In the case of Antuzis and others v DJ Houghton and others, the High Court found directors of the defendant company personally liable for breaches of the claimants’ employment contracts. Contributor Graham Irons – Howes Percival

The claimants complained that they were employed in an exploitative manner and that a number of their statutory rights (for instance rights to holiday and national minimum wage) and other contractual rights had been breached.

The High Court was asked to determine whether the directors of the defendant company should be personally liable for the breaches of the claimants’ employment contracts. It was argued that the directors had, in bad faith and in breach of their own statutory duties, induced the defendant company to breach the claimants’ employment contracts.

The High Court found the claimants’ statutory and contractual rights had been breached, and that the directors had knowingly allowed that to happen.
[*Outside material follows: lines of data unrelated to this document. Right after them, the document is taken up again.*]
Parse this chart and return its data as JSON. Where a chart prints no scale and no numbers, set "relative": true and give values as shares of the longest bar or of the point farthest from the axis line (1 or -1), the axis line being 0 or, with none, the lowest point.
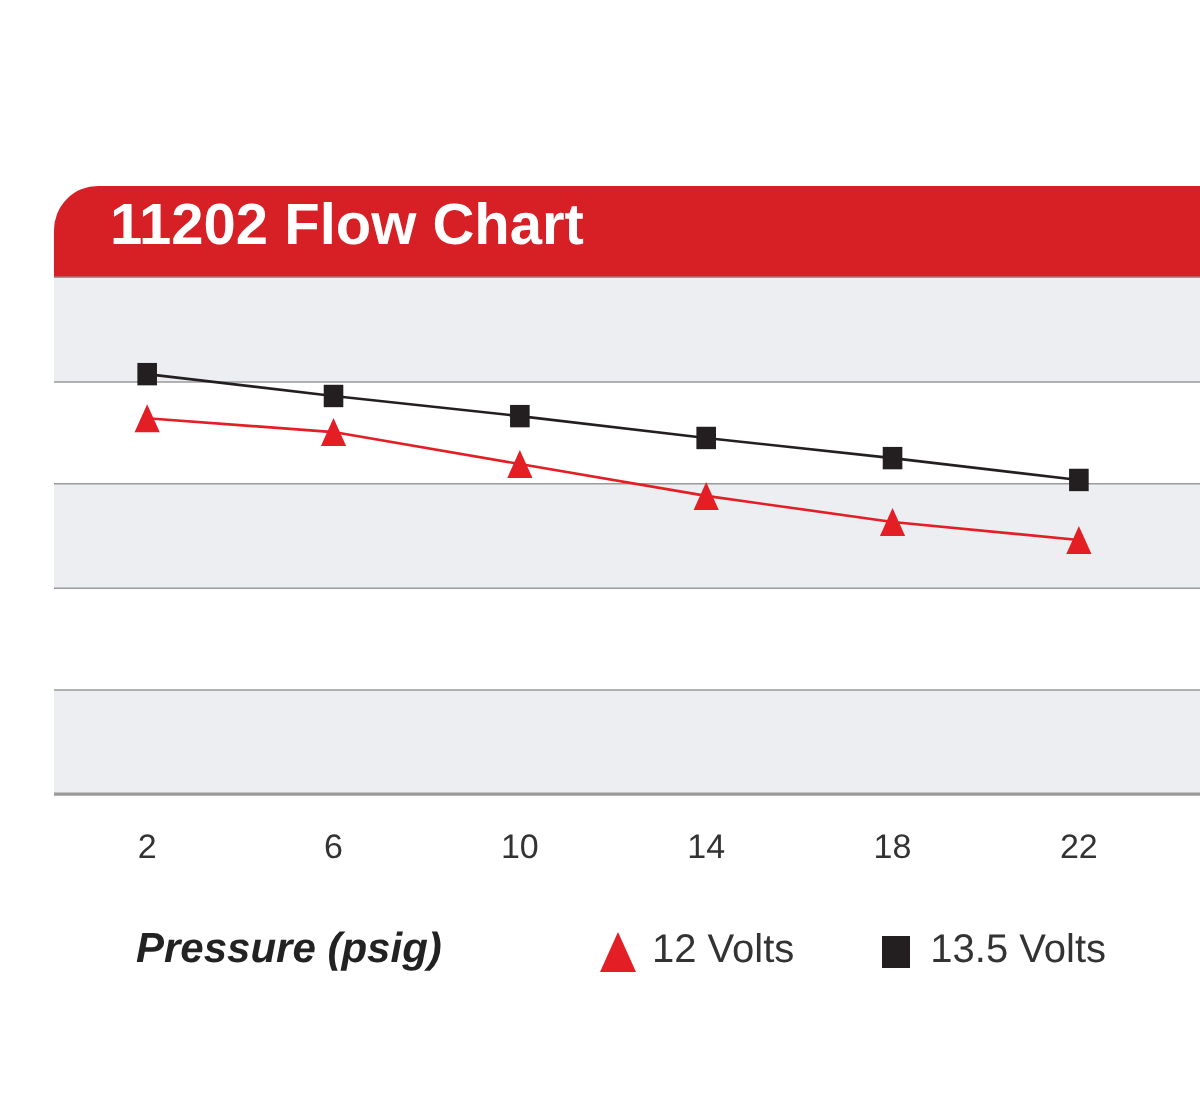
{
  "chart_data": {
    "type": "line",
    "title": "11202 Flow Chart",
    "xlabel": "Pressure (psig)",
    "relative": true,
    "x": [
      2,
      6,
      10,
      14,
      18,
      22
    ],
    "xlim": [
      0,
      24.6
    ],
    "xticks": [
      2,
      6,
      10,
      14,
      18,
      22
    ],
    "grid": "y",
    "legend": "bottom",
    "line_style": "solid",
    "bands": [
      {
        "axis": "y",
        "from": 0,
        "to": 0.246,
        "color": "#eceef2"
      },
      {
        "axis": "y",
        "from": 0.492,
        "to": 0.737,
        "color": "#eceef2"
      },
      {
        "axis": "y",
        "from": 0.983,
        "to": 1.229,
        "color": "#eceef2"
      }
    ],
    "series": [
      {
        "name": "12 Volts",
        "color": "#e31e24",
        "marker": "triangle",
        "values": [
          0.895,
          0.862,
          0.786,
          0.71,
          0.648,
          0.605
        ]
      },
      {
        "name": "13.5 Volts",
        "color": "#231f20",
        "marker": "square",
        "values": [
          1,
          0.948,
          0.9,
          0.848,
          0.8,
          0.748
        ]
      }
    ]
  }
}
The directors had therefore induced the defendant company to breach the claimants’ employment contracts and, because they had not been acting in good faith, they were held to be personally liable.

Howes Percival Employment Law expert Graham Irons commented: “This case is important as it highlights the circumstances where a court can infer liability onto company directors for breaches of contract which are ostensibly those of the company. Directors must also be mindful of their own statutory duties; where a director breaches these it may give rise to an inference that they have induced the company’s breach of its obligations owed to a third party, for example its employees”.